The map allows users to understand the impact of the losses on the families and communities left behind.

The initiative draws on a unique University project, launched in 2016 and funded by the Heritage Lottery Fund, which was part of the WW1 Centenary commemorations.

At that time the University team worked with the Lancaster Military Heritage Group and the King’s Own Regiment Museum to launch the innovative and highly successful ‘Streets of Mourning’ project, which mapped the names of Lancaster’s WW1 dead onto a street plan of the city showing exactly where they and their survivors had lived.

Now the team have extended the project to make the mapping facility available to researchers across Britain, and to preserve their research into the lives of the dead and the survivors for the benefit of users for years to come.

All contributors have to do is to upload a spreadsheet listing first name, surname and street address (obligatory), along with any other data (optional) they wish to be displayed through the map.

The software then maps the information onto a current map of the locality with ‘pins’ that, once ‘clicked on’, show any other details about the person that have been uploaded – all cleverly linked to the address and name.

Contributors can see recent pilot projects with datasets from Lancaster, Chorley and the Lancashire villages of Galgate and Ellel recording information about the fallen from both WWI and WWII for posterity, by going through the University webpage ‘Mapping Loss: Communities in War and Peace http://wp.lancs.ac.uk/greatwar/

Adam Cree, a history teacher who spent many years researching the local impact of the First World War in Chorley, described seeing his pain-staking research mapped for the first time as ‘so amazing!’

One of many touching stories Adam researched and now safely recorded on the Chorley map, is that of Ernest Shaw, a bottle washer at the mineral works, wife Ellen and son Thomas, born in 1913, who lived at 36 Jeffrey Street in Chorley.

When the Armistice was announced on 11 November 1918, Shaw was serving in the 2nd King’s (Liverpool) Regiment. He did not survive to see the peace. Ernest died of pneumonia and malaria at Salonika at 2pm that very afternoon.

“We would love to ensure that all projects completed in towns and villages across Britain over the last six years have this way of sharing and visualising their data for the use of families, schools, researchers, and genealogists locally, nationally and, indeed, internationally,” explained Dr Corinna Peniston-Bird.

“Most of the projects we’ve researched across Britain have collected data on the soldiers from their localities but they haven’t been able to map them to give any idea of the impact on a street or community. So that’s the gap our mapping project hopes to fill.

“We’ve been struck at how significant the Centenary of the First World War has remained and now, with this resource, there is nothing to stop any community adding their research on their local war memorial or Roll of Honour, so the map and its uses can keep growing.”

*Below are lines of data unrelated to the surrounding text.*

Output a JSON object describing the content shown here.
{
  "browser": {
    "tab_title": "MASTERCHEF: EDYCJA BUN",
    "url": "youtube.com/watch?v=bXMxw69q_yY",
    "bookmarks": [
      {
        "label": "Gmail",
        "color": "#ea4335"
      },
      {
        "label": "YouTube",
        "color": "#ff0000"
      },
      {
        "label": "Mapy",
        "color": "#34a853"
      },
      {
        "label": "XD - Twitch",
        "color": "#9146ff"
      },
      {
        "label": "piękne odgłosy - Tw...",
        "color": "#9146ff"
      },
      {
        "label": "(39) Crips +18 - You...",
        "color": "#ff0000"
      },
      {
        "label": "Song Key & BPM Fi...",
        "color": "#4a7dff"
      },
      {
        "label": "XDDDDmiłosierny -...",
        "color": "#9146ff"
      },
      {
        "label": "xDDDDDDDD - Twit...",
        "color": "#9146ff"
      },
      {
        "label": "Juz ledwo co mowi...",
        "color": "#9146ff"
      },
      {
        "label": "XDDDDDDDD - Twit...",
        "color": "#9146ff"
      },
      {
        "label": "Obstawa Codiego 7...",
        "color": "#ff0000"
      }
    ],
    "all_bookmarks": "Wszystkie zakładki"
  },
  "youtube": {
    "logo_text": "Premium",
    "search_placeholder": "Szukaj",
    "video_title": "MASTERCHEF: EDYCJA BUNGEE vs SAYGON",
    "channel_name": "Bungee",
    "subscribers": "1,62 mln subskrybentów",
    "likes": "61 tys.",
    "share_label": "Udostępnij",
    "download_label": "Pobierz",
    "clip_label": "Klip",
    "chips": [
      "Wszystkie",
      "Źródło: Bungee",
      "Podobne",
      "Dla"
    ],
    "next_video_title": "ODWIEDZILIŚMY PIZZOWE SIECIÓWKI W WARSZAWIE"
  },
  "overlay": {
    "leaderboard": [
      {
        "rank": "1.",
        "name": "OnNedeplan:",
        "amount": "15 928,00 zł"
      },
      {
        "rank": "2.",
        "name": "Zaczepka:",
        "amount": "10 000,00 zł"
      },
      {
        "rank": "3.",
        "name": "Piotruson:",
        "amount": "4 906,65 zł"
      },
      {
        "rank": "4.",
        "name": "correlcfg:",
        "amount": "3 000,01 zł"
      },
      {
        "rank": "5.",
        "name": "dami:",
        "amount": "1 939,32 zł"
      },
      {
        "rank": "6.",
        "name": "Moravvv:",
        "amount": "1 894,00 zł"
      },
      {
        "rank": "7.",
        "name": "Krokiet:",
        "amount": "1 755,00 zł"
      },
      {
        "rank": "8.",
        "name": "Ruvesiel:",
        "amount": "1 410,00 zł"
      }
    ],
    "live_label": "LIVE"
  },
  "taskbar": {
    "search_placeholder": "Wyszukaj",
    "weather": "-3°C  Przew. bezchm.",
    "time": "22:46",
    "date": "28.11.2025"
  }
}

Head of the University’s Department of History and a key member of the project team Professor Ian Gregory agreed: “The Streets of Mourning project has really captured the imagination of the public and provided a highly practical resource.

“With ‘Mapping Loss: Communities in War and Peace’ we wanted to enable other people easily to map the data they gathered so others can see it. This new project provides long-term access, and we look forward to working with communities across Britain to visualise their research.’